Der zweite oben angesprochene Streitpunkt ist das in Deutschland diskutierte Vertriebenen- Zentrum. In Polen stößt dieses Vorhaben auf Widerstand. In den Anklagen gegen Deutschland ist von polnischer Seite ein anderes historisches Ereignis, nämlich die Teilung Polens zwischen Russland, Österreich und Preußen von 1772 bis 1795, einbezogen worden.

Zu diesem Thema habe ich mich ebenfalls mehrfach gegenüber der Polnischen Botschaft geäußert. Die polnische Teilung war ein Unrecht, für das keine Rechtfertigung versucht werden sollte. Preußen hat während dieser Teilungen auch Grenzen verschoben, aber niemals die Menschen mit verschoben, das blieb dem fortschrittlichen zwanzigsten Jahrhundert vorbehalten. Preußen hat auch die kulturelle Eigenständigkeit seiner polnischen Bewohner nicht angetastet.

Mit Deutschland wird heute anders verfahren.

Mit einer Geschichtsdarstellung, mit der ein Geschichtsbild erzeugt wird, entsteht der Eindruck, als bestünde die Deutsche Geschichte aus nichts anderem als aus Hitler und seiner Ideologie, und als sei die Deutsche Geschichte geradezu auf Hitler zugeschnitten. Mit dieser politischen Tendenz geht eine Diskreditierung und Zerstörung der Deutschen Kultur- Geistesgeschichte einher.

Um diese These zu untermauern, habe ich als Ablichtung ein Schreiben beigefügt, das ich am 21. März 2006 an den Ministerpräsidenten des Freistaates Bayern, Herrn Dr. Edmund Stoiber, gerichtet habe.

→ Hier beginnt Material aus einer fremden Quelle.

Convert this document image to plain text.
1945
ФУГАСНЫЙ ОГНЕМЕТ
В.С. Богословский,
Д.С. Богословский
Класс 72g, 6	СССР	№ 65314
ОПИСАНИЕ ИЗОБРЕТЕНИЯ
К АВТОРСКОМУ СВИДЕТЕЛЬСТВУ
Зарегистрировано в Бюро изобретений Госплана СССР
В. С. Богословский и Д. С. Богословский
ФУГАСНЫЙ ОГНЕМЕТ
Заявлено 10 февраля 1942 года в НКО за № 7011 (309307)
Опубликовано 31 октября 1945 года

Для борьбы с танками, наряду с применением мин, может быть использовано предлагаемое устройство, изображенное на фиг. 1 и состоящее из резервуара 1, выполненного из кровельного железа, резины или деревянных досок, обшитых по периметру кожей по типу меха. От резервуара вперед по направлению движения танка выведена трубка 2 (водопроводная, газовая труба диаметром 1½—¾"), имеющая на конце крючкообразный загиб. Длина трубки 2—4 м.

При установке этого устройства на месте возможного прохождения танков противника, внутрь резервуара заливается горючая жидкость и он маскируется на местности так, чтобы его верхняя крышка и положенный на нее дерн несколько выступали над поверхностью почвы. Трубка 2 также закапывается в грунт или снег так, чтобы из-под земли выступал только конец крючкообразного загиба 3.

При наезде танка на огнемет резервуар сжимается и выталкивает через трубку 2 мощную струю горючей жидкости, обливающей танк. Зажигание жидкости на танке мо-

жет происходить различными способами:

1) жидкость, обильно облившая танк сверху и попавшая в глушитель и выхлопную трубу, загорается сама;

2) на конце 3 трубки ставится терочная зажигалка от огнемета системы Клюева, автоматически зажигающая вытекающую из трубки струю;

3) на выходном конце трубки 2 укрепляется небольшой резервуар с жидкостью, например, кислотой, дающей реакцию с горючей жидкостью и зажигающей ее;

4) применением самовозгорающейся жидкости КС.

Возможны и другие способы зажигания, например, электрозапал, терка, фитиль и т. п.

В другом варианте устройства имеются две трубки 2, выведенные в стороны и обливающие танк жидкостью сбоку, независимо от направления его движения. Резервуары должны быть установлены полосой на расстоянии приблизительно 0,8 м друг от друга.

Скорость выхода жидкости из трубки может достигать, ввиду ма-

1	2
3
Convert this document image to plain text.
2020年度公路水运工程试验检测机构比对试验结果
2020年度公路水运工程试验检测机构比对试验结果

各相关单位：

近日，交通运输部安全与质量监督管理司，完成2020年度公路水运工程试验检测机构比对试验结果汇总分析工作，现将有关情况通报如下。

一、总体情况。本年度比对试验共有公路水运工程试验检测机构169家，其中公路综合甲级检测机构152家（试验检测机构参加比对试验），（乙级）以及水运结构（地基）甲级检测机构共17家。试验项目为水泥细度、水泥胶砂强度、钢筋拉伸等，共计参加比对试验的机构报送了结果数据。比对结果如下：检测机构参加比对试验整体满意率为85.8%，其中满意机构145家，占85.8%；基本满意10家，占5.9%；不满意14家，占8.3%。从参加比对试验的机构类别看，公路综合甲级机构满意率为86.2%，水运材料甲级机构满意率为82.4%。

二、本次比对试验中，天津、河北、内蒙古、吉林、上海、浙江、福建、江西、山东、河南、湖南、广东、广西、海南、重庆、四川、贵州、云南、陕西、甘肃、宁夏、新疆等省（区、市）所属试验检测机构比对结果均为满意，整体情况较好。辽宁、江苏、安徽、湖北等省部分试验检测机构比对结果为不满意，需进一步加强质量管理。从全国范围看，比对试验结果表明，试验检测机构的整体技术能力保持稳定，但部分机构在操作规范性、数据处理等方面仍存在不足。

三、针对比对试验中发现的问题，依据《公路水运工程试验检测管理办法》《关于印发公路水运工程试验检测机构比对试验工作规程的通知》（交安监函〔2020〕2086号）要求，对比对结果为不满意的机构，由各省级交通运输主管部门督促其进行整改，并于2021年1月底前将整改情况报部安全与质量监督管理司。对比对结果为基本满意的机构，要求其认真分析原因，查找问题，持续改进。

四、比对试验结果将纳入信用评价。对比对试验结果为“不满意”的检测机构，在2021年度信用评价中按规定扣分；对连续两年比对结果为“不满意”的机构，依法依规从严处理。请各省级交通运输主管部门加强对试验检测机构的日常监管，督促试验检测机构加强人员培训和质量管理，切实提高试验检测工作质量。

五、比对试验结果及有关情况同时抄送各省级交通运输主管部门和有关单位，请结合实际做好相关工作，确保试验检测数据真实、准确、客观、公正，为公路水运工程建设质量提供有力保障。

Polen hat neben anderen maßgeblichen Mächten 1934 einen Beitrag zur Festigung der Herrschaft Hitlers in Deutschland geleistet mit dem Abschluss des Gewaltverzichtsabkommens vom 26. Januar 1934. Es war nicht das einzige Abkommen, mit dem die NS-Herrschaft von außerhalb Deutschlands hoffähig gemacht wurde und hinführte bis zu Münchener Abkommen und dem Hitler-Stalin-Pakt.

Zum polnischen Widerstand gegen die Errichtung eines Vertriebenenzentrums in Deutschland ist in Polen oft von dem „Tätervolk" die Rede gewesen. Ich erlaube mir die Frage, ob es wirklich so einfach ist. Es gibt keine Opfer- und Tätervölker im Rahmen einer Kollektivschuldanklage. Es gibt keine Kollektivschuld und es gibt keine Kollektivunschuld. Es wäre gut gewesen, wenn solche Lehren aus der Geschichte gezogen worden wären.

„Alle sind an allem Schuld, und ich am allermeisten," so hat es der russische Schriftsteller Fjodor Dostojewski zum Ausdruck gebracht.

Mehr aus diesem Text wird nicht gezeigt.